Platform · Glossary
ACS — American Community Survey.
The U.S. Census Bureau's continuous demographic and economic survey, replacing the long-form decennial census. Roughly 3.5 million households respond each year, with results published at multiple geographic resolutions from the national level down to block groups.
What 3Y reads from it
A non-exhaustive list of ACS tables that show up in a 3Y report:
- B19013 — Median household income
- B25064 — Median gross rent (used in rent benchmarks and rent-to-income)
- B25103 — Real estate taxes paid (used to derive property tax rate)
- B25141 — Insurance and utilities (used to derive property insurance rate)
- B15003 — Educational attainment (used in the college-educated share)

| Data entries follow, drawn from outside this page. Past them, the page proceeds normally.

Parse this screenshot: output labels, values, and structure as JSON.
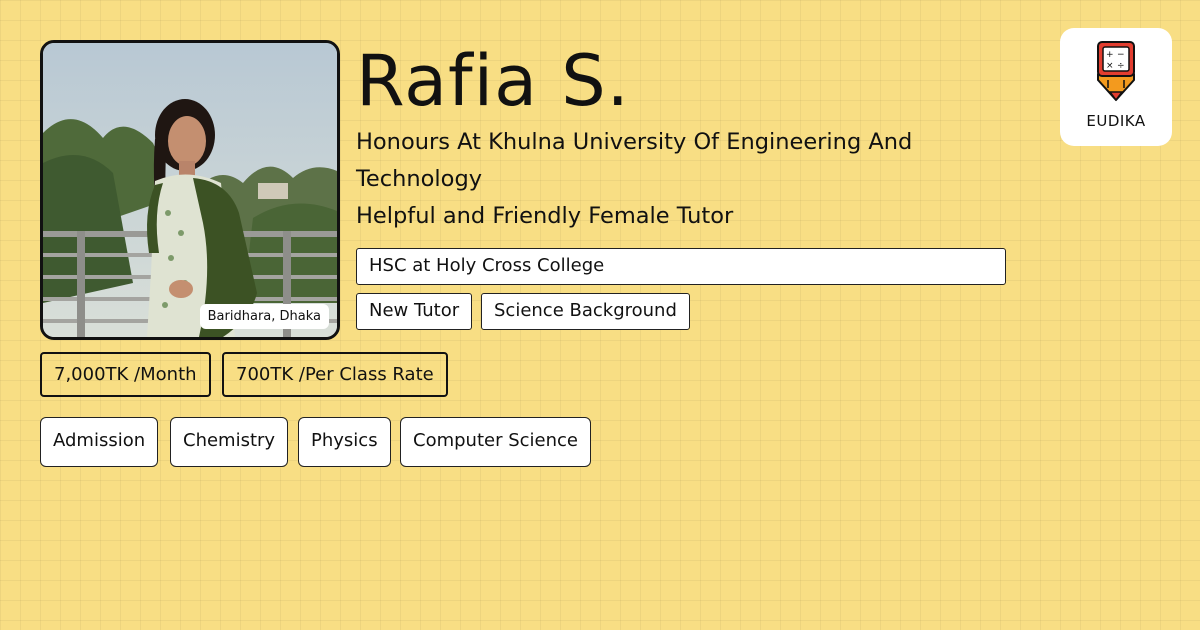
{
  "tutor": {
    "name": "Rafia S.",
    "subtitle_line1": "Honours At Khulna University Of Engineering And Technology",
    "subtitle_line2": "Helpful and Friendly Female Tutor",
    "location": "Baridhara, Dhaka",
    "education": "HSC at Holy Cross College",
    "tags": [
      "New Tutor",
      "Science Background"
    ]
  },
  "rates": {
    "monthly": "7,000TK /Month",
    "per_class": "700TK /Per Class Rate"
  },
  "subjects": [
    "Admission",
    "Chemistry",
    "Physics",
    "Computer Science"
  ],
  "brand": {
    "name": "EUDIKA",
    "icon": "pencil-calculator-icon"
  },
  "colors": {
    "background": "#f8de84",
    "accent_orange": "#f39a1e",
    "accent_red": "#e23d2f"
  }
}
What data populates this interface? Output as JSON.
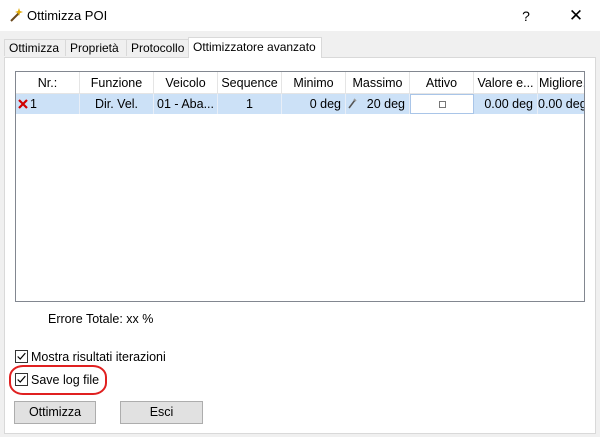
{
  "window": {
    "title": "Ottimizza POI",
    "help_glyph": "?",
    "close_glyph": "✕",
    "icon": "wand-icon"
  },
  "tabs": [
    {
      "label": "Ottimizza",
      "active": false
    },
    {
      "label": "Proprietà",
      "active": false
    },
    {
      "label": "Protocollo",
      "active": false
    },
    {
      "label": "Ottimizzatore avanzato",
      "active": true
    }
  ],
  "grid": {
    "columns": [
      "Nr.:",
      "Funzione",
      "Veicolo",
      "Sequence",
      "Minimo",
      "Massimo",
      "Attivo",
      "Valore e...",
      "Migliore..."
    ],
    "rows": [
      {
        "nr": "1",
        "funzione": "Dir. Vel.",
        "veicolo": "01 - Aba...",
        "sequence": "1",
        "minimo": "0 deg",
        "massimo": "20 deg",
        "attivo": true,
        "valore": "0.00 deg",
        "migliore": "0.00 deg",
        "selected": true
      }
    ]
  },
  "errore": {
    "label": "Errore Totale:",
    "value": "xx %"
  },
  "options": {
    "mostra_risultati": {
      "label": "Mostra risultati iterazioni",
      "checked": true
    },
    "save_log": {
      "label": "Save log file",
      "checked": true
    }
  },
  "buttons": {
    "ottimizza": "Ottimizza",
    "esci": "Esci"
  },
  "colors": {
    "selection": "#cce1f7",
    "highlight_ring": "#e02020",
    "delete_icon": "#d00000"
  }
}
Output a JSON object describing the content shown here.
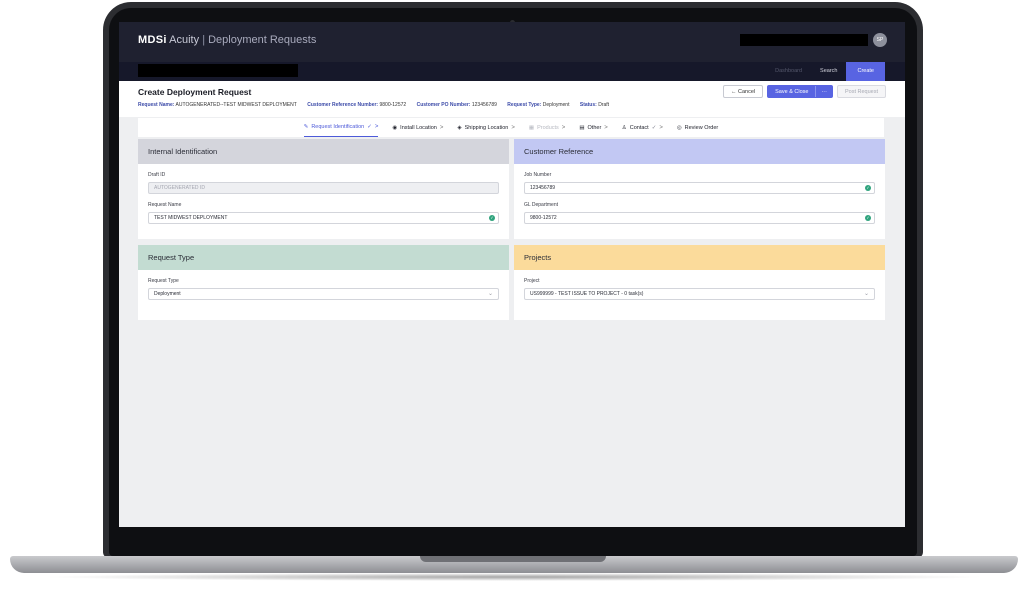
{
  "app": {
    "logo": "MDSi",
    "product": "Acuity",
    "separator": "|",
    "module": "Deployment Requests",
    "avatar_initials": "SP"
  },
  "nav": {
    "links": [
      "Dashboard",
      "Search",
      "Create"
    ]
  },
  "header": {
    "title": "Create Deployment Request",
    "meta": [
      {
        "key": "Request Name:",
        "value": "AUTOGENERATED--TEST MIDWEST DEPLOYMENT"
      },
      {
        "key": "Customer Reference Number:",
        "value": "9800-12572"
      },
      {
        "key": "Customer PO Number:",
        "value": "123456789"
      },
      {
        "key": "Request Type:",
        "value": "Deployment"
      },
      {
        "key": "Status:",
        "value": "Draft"
      }
    ],
    "buttons": {
      "cancel": "Cancel",
      "save_close": "Save & Close",
      "more": "···",
      "post": "Post Request"
    }
  },
  "steps": [
    {
      "label": "Request Identification",
      "icon": "edit-icon",
      "icon_char": "✎",
      "check": "✓",
      "arrow": ">"
    },
    {
      "label": "Install Location",
      "icon": "pin-icon",
      "icon_char": "◉",
      "arrow": ">"
    },
    {
      "label": "Shipping Location",
      "icon": "truck-icon",
      "icon_char": "◈",
      "arrow": ">"
    },
    {
      "label": "Products",
      "icon": "grid-icon",
      "icon_char": "▦",
      "arrow": ">"
    },
    {
      "label": "Other",
      "icon": "note-icon",
      "icon_char": "▤",
      "arrow": ">"
    },
    {
      "label": "Contact",
      "icon": "person-icon",
      "icon_char": "♙",
      "check": "✓",
      "arrow": ">"
    },
    {
      "label": "Review Order",
      "icon": "eye-icon",
      "icon_char": "◎"
    }
  ],
  "panels": {
    "internal": {
      "title": "Internal Identification",
      "color": "#d4d5dc",
      "draft_label": "Draft ID",
      "draft_value": "AUTOGENERATED ID",
      "name_label": "Request Name",
      "name_value": "TEST MIDWEST DEPLOYMENT"
    },
    "customer": {
      "title": "Customer Reference",
      "color": "#c2c8f3",
      "job_label": "Job Number",
      "job_value": "123456789",
      "gl_label": "GL Department",
      "gl_value": "9800-12572"
    },
    "type": {
      "title": "Request Type",
      "color": "#c3dcd2",
      "type_label": "Request Type",
      "type_value": "Deployment"
    },
    "projects": {
      "title": "Projects",
      "color": "#fbdb9b",
      "project_label": "Project",
      "project_value": "US999999 - TEST ISSUE TO PROJECT - 0 task(s)"
    }
  }
}
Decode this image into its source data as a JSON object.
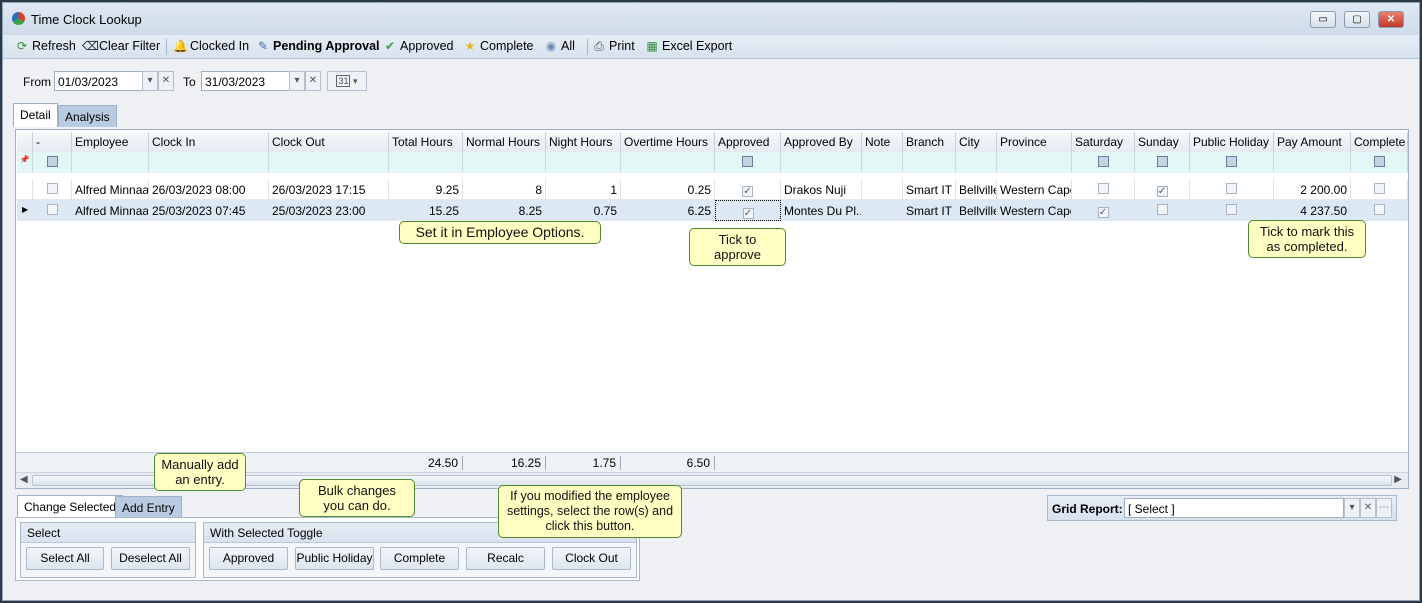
{
  "window": {
    "title": "Time Clock Lookup",
    "minimize": "▭",
    "maximize": "▢",
    "close": "✕"
  },
  "toolbar": [
    {
      "label": "Refresh",
      "icon": "refresh-icon",
      "glyph": "⟳",
      "color": "#3a8a3a"
    },
    {
      "label": "Clear Filter",
      "icon": "clear-filter-icon",
      "glyph": "⌫",
      "color": "#222"
    },
    {
      "label": "Clocked In",
      "icon": "bell-icon",
      "glyph": "🔔",
      "color": "#c9a227"
    },
    {
      "label": "Pending Approval",
      "icon": "pending-document-icon",
      "glyph": "✎",
      "color": "#3d6fb0",
      "bold": true
    },
    {
      "label": "Approved",
      "icon": "checkmark-icon",
      "glyph": "✔",
      "color": "#3a9a3a"
    },
    {
      "label": "Complete",
      "icon": "star-icon",
      "glyph": "★",
      "color": "#e9b520"
    },
    {
      "label": "All",
      "icon": "globe-icon",
      "glyph": "◉",
      "color": "#6f8eb0"
    },
    {
      "label": "Print",
      "icon": "print-preview-icon",
      "glyph": "⎙",
      "color": "#555"
    },
    {
      "label": "Excel Export",
      "icon": "excel-icon",
      "glyph": "▦",
      "color": "#2e8b3e"
    }
  ],
  "filter": {
    "from_label": "From",
    "from_value": "01/03/2023",
    "to_label": "To",
    "to_value": "31/03/2023",
    "calendar": "31"
  },
  "tabs": [
    "Detail",
    "Analysis"
  ],
  "grid": {
    "columns": [
      "-",
      "Employee",
      "Clock In",
      "Clock Out",
      "Total Hours",
      "Normal Hours",
      "Night Hours",
      "Overtime Hours",
      "Approved",
      "Approved By",
      "Note",
      "Branch",
      "City",
      "Province",
      "Saturday",
      "Sunday",
      "Public Holiday",
      "Pay Amount",
      "Complete"
    ],
    "rows": [
      {
        "selected": false,
        "employee": "Alfred Minnaar",
        "clock_in": "26/03/2023 08:00",
        "clock_out": "26/03/2023 17:15",
        "total": "9.25",
        "normal": "8",
        "night": "1",
        "overtime": "0.25",
        "approved": true,
        "approved_by": "Drakos Nuji",
        "note": "",
        "branch": "Smart IT",
        "city": "Bellville",
        "province": "Western Cape",
        "saturday": false,
        "sunday": true,
        "public_holiday": false,
        "pay": "2 200.00",
        "complete": false
      },
      {
        "selected": false,
        "employee": "Alfred Minnaar",
        "clock_in": "25/03/2023 07:45",
        "clock_out": "25/03/2023 23:00",
        "total": "15.25",
        "normal": "8.25",
        "night": "0.75",
        "overtime": "6.25",
        "approved": true,
        "approved_by": "Montes Du Pl...",
        "note": "",
        "branch": "Smart IT",
        "city": "Bellville",
        "province": "Western Cape",
        "saturday": true,
        "sunday": false,
        "public_holiday": false,
        "pay": "4 237.50",
        "complete": false,
        "current": true
      }
    ],
    "totals": {
      "total": "24.50",
      "normal": "16.25",
      "night": "1.75",
      "overtime": "6.50"
    }
  },
  "tips": {
    "employee_options": "Set it in Employee Options.",
    "approve": "Tick to approve",
    "complete": "Tick to mark this as completed.",
    "add_entry": "Manually add an entry.",
    "bulk": "Bulk changes you can do.",
    "recalc": "If you modified the employee settings, select the row(s) and click this button."
  },
  "bottom": {
    "tabs": [
      "Change Selected",
      "Add Entry"
    ],
    "select_group": "Select",
    "select_all": "Select All",
    "deselect_all": "Deselect All",
    "toggle_group": "With Selected Toggle",
    "toggle_buttons": [
      "Approved",
      "Public Holiday",
      "Complete",
      "Recalc",
      "Clock Out"
    ]
  },
  "grid_report": {
    "label": "Grid Report:",
    "value": "[ Select ]"
  }
}
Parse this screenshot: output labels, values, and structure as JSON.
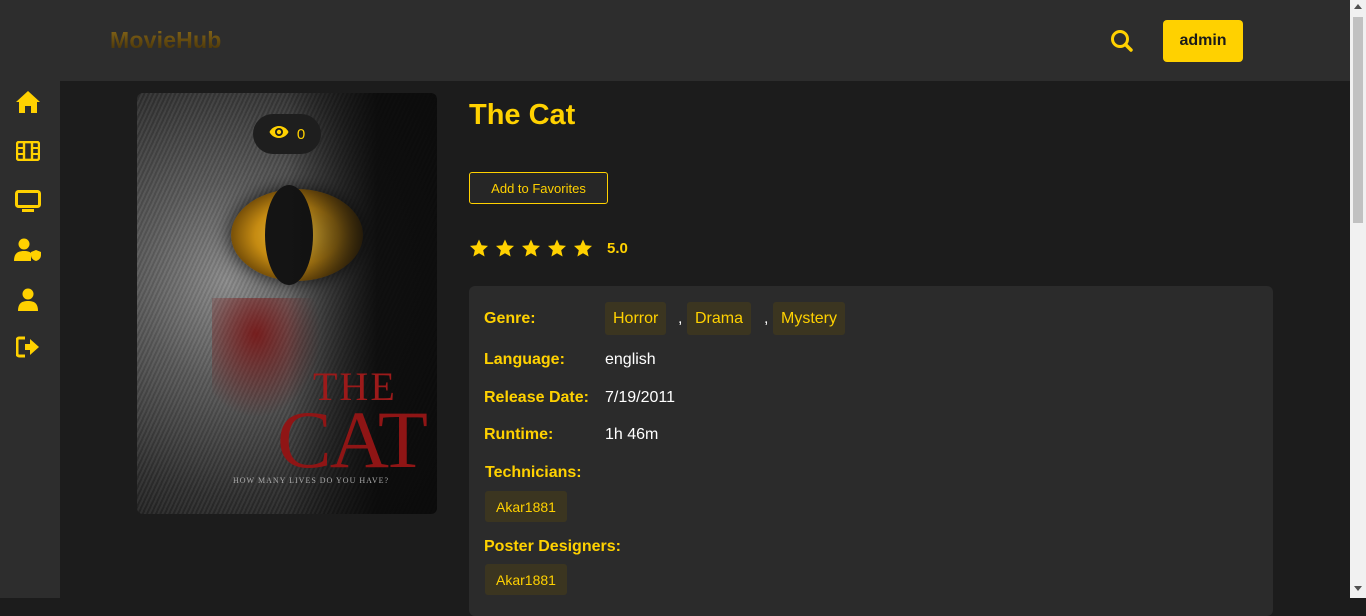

- B01001 — Sex by age (used in the renter-age share, ages 21–44)
These are the workhorses behind most of the demographic and economic benchmarks on 3Y market pages and the neighborhood analytics in the report (1-, 3-, and 5-mile radius views).
Vintages
ACS is published as both 1-year and 5-year estimates. 1-year is fresher but only available for areas with 65,000+ residents; 5-year covers all geographies down to block group and is the version 3Y uses for tract-level work.
When ACS is too coarse
Some tract-level metrics in a report would be too sparse to publish if read directly from ACS — the survey's confidence intervals get wide at finer geographies. In those cases, 3Y falls back to a documented chain: tract → county → metro → state → national. The fallback is visible: if you see the same number across the 1-, 3-, and 5-mile views on a report, the data resolution is broader than the radius, and 3Y is keeping the value consistent rather than inventing precision.